Other sequences mutate at a much faster clip, to the extent that no two are alike in any given species. And while most of the probes correspond to DNA actively used by cells to create proteins, they also adhere to small portions of DNA that flank either end of a protein-coding strand, regions emblematically referred to as 'the splash zone.'
These flanking regions don't actively code for proteins; in fact, scientists are still unsure exactly what they do. What they do know is this non-coding DNA mutates quickly, similar to the types of genes used for forensic testing in crime labs. In plants, they can be used to illuminate close relationships among closely related species or to reveal patterns of genetic diversity among individuals, filling in the small twigs and leaves on the tree of life and providing an important roadmap for conservation efforts.
Past, Present, and Future
Sequence capture also has an important advantage over previous techniques in that it can be reliably used to retrieve old DNA. This feature is extremely important in a field where some estimates suggest the majority of the 70,000 or so plant species yet to be discovered have already been collected and stored in herbaria. Some species, such as Miconia abscondita, were only discovered through genetic analysis of herbarium tissue after they'd gone extinct in the wild. And analyses of plant communities from ages past have been used in multiple cases to study how plants are responding to climate change.

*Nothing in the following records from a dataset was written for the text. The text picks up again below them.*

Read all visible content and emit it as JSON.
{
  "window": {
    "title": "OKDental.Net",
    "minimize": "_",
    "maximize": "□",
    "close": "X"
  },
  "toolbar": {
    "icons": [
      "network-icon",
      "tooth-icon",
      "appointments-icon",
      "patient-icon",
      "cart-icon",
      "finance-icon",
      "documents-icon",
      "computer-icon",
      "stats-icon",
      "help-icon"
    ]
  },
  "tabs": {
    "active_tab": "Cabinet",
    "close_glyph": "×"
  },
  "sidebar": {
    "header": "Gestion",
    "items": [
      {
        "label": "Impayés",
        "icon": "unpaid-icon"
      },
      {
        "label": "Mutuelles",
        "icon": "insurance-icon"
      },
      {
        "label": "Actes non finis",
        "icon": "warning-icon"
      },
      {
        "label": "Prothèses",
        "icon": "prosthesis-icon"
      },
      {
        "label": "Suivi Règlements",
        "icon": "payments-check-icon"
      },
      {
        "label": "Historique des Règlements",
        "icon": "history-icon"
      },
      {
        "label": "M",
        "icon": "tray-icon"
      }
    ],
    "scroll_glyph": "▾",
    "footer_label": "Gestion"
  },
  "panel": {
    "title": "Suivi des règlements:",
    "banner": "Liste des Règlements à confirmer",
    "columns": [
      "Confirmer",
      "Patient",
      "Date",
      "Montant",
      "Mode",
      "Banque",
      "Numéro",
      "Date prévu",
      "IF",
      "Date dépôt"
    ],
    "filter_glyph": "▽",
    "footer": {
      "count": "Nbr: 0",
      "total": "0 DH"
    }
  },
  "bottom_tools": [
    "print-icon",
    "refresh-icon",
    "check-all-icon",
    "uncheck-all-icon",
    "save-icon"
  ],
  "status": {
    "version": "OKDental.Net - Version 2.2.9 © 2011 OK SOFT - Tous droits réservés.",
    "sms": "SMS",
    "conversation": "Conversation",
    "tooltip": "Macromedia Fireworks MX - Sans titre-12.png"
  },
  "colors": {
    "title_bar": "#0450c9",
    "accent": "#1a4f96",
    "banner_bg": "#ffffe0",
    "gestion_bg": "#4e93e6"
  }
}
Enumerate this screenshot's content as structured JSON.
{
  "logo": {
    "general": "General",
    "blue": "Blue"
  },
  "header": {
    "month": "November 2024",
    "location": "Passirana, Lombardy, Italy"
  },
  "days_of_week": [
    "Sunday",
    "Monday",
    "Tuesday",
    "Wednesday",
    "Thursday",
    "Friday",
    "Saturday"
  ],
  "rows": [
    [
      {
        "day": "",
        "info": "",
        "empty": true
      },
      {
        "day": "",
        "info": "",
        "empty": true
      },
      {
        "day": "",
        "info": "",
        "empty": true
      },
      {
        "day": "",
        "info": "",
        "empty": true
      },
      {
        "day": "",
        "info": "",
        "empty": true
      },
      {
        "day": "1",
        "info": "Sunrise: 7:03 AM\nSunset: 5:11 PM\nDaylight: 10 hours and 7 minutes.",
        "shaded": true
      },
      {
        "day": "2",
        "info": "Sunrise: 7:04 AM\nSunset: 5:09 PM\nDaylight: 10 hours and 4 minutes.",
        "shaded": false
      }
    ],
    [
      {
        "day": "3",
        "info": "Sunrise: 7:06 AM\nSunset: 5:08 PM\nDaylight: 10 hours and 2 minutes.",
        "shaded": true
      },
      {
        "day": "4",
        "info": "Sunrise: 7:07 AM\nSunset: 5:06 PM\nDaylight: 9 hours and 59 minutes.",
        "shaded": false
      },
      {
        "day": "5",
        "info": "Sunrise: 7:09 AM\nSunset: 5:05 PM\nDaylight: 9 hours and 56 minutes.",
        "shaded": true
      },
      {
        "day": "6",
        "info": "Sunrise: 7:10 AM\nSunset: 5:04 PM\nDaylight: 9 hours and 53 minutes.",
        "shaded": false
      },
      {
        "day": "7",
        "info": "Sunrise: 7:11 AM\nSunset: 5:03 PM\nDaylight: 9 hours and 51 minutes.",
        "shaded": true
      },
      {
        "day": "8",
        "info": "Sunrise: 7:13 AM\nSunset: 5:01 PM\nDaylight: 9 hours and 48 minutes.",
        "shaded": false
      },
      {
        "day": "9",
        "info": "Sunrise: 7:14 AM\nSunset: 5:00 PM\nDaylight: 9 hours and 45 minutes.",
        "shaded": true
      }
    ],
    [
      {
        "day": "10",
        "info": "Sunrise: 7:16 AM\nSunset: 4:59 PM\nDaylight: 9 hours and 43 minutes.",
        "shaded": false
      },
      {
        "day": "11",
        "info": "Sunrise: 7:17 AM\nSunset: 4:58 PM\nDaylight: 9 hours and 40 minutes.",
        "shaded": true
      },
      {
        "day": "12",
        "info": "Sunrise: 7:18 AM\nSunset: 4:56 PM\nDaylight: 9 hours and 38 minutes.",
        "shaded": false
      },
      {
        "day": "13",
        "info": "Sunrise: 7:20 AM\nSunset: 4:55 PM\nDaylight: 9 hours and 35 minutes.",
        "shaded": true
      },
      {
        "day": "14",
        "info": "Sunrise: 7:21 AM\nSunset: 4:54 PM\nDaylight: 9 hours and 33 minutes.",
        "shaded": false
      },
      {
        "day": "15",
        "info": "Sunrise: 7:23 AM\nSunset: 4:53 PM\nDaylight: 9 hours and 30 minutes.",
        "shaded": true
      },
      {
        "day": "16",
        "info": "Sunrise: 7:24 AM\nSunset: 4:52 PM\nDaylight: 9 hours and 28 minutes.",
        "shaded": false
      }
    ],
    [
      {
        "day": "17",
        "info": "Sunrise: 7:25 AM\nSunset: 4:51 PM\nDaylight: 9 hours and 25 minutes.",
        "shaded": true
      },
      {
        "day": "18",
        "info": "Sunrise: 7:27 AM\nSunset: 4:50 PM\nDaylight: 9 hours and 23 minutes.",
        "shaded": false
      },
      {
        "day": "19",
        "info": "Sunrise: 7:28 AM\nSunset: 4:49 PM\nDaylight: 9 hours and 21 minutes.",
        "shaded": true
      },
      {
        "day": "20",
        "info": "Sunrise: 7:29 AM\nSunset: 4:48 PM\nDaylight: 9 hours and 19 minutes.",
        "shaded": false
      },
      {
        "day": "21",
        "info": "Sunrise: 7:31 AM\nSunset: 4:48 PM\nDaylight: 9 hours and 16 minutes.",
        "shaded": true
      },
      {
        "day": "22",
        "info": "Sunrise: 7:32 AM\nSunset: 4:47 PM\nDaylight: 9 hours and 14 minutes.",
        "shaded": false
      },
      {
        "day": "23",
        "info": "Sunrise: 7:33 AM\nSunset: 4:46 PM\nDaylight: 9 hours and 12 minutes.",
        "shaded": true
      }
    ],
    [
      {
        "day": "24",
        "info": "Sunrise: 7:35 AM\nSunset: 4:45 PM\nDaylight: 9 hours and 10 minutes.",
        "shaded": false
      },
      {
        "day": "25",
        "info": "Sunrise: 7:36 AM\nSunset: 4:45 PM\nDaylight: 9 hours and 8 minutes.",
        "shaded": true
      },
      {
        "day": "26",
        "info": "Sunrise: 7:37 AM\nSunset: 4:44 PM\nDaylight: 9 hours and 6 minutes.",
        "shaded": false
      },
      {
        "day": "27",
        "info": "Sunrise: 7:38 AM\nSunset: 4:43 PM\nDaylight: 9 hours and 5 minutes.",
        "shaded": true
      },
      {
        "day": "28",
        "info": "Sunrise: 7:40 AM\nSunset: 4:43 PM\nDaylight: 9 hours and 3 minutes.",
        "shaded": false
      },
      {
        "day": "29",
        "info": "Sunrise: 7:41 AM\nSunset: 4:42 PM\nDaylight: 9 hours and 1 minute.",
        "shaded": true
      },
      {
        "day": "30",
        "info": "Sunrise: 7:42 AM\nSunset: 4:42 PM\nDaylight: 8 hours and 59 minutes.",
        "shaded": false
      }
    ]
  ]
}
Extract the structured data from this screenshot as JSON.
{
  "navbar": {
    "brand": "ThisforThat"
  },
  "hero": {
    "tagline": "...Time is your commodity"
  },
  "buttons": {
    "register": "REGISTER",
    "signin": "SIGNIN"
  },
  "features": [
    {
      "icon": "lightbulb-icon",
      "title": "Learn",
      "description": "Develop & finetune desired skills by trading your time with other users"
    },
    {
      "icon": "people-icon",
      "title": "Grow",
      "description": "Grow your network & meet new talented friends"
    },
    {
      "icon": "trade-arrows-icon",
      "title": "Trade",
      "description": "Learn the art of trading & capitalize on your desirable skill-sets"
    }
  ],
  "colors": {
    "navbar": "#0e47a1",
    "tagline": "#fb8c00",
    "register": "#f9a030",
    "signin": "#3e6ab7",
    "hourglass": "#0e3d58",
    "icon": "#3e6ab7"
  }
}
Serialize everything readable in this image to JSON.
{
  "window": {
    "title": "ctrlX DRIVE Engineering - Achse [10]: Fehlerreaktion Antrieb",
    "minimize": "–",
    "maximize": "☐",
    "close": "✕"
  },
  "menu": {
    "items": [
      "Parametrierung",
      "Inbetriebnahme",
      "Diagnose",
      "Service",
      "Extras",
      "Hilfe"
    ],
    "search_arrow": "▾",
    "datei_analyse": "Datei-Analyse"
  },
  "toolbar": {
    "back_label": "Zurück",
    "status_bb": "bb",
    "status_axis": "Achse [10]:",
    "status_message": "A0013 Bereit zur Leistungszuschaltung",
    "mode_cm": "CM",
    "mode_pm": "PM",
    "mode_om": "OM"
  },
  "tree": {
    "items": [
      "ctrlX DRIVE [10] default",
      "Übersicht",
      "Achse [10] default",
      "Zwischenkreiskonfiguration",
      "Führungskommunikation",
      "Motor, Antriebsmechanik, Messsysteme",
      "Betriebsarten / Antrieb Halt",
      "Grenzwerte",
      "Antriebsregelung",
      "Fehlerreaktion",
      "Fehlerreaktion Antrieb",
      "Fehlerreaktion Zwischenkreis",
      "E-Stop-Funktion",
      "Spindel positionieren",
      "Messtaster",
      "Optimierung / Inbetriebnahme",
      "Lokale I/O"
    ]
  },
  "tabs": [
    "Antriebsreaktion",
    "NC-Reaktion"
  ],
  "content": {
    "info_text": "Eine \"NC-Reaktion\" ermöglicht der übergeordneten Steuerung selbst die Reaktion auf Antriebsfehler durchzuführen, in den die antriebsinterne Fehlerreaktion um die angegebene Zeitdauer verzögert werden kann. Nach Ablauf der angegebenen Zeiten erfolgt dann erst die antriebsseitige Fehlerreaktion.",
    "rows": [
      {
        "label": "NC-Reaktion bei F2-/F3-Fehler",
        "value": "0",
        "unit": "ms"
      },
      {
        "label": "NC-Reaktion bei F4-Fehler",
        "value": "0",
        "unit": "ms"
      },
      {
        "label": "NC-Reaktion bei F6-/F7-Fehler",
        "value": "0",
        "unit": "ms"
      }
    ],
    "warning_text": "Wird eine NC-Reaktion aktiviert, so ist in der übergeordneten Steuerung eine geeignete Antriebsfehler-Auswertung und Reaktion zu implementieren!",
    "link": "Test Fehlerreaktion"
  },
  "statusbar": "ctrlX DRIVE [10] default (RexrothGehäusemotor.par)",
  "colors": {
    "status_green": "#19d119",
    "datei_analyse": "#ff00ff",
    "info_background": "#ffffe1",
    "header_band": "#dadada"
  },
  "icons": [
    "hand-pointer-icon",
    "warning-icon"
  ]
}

The studies in these issues offer a glimpse into the future of plant phylogenetics, one in which researchers can obtain immense quantities of data in a fraction of the time it would have taken them just 20 years ago. For Baker, who will be publishing Angiosperms353 data for over 7,000 flowering plant genera later this year, that future looks bright. In concert with the Royal Botanic Gardens, Kew, he and several colleagues have been using the new probe set to construct the plant tree of life through the PAFTOL project. He's also helped launch a free repository called the Kew Tree of Life Explorer to store and distribute the growing amounts of genetic data from researchers around the world who are using the probes.
"The standardization of these targeted genes will pay dividends for decades to come, as we inch towards our collective goal of a complete tree of life for all species," Baker said.